Why did Preece marry Spencer? Neighbors in the small village of Cookham, they grew close over the years, and it seems likely that once the option presented itself Preece recognized that it could be the answer to her and Hepworth’s straitened circumstances. (Even before their marriage, Spencer had signed over the ownership of his large house to Preece.) She might have also hoped that it would stem some of the gossip about their living arrangements. When the women initially arrived in Cookham, the owner of the first house they’d hoped to buy reneged on the sale at the last minute, supposedly because she’d heard rumors that they were lesbians.
Wilcox cites plenty of evidence from Preece and Hepworth’s private papers testifying to the enduring strength of their attachment (“I want your love so much, there is nothing more,” Preece wrote Hepworth in 1942). Yet when she was talking to anyone other than her beloved, Preece was a master dissembler. In A Private View, Collis summarized her overall impression of her subject: “not a woman of very strong personality. Sensitive and highly strung.” Now that assessment seems entirely misjudged. “Who would have imagined that such a married life could be described outside the pages of fiction?” Collis writes in the postscript to the book, her attention entirely focused on Preece’s story about Spencer’s desires for a ménage à trois between him, her, and Hilda. Yet Collis, it seems, remained oblivious to the triad involving Hepworth, Preece, and Spencer.

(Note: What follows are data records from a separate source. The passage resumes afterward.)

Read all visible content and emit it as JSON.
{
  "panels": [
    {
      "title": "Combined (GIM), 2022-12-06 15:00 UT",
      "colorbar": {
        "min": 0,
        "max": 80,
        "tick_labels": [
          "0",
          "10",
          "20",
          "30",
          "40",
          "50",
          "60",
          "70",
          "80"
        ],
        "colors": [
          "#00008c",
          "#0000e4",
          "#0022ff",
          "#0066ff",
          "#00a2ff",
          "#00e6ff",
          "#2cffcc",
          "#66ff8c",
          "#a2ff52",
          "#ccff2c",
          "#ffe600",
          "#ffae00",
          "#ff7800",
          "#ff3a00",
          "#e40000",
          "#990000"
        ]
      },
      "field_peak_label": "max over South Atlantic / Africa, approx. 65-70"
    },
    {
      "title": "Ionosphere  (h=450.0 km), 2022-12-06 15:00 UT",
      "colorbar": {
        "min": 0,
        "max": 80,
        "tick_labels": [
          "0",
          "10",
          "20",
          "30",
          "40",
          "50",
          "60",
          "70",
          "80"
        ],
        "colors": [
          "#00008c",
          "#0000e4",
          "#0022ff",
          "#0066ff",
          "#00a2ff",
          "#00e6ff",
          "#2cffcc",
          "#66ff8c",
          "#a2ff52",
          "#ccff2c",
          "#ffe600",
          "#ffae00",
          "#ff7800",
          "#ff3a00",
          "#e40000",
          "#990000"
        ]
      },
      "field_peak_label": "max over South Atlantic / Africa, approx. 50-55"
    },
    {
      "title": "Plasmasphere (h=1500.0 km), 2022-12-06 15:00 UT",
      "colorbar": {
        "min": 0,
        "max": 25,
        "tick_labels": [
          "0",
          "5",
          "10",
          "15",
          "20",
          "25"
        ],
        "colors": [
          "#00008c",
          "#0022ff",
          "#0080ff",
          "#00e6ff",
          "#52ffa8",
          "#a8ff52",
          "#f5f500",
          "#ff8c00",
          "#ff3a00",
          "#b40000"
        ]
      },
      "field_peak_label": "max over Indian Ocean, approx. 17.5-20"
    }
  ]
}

In 1978, shortly before her death, Hepworth finally unburdened herself of her secret. She was visiting College Hall—where she’d lodged as a student at the Slade—to bequeath the residence hall her books and prints. Meeting with the principal, Mrs. Witt, she confessed that it was she, not Preece, who’d painted the works sold under her partner’s name. We don’t know why she chose to say so then, nor why to Mrs. Witt, a woman with whom she had no prior relationship.
Only at the end of the exhibition do we glimpse Hepworth as she saw herself. It draws to a close with three self-portraits, the last of which was painted around 1970. A white-haired old woman, clad in a painting smock and with brush in hand, she stares directly ahead. There are no other props to temper the scene, no clue even as to the room in which she sits. Model and artist both, now entirely alone. Shortly thereafter she wrote in her diary about her grief for the woman with whom she’d shared her life: “I try to struggle against my utter loneliness and loss of her.”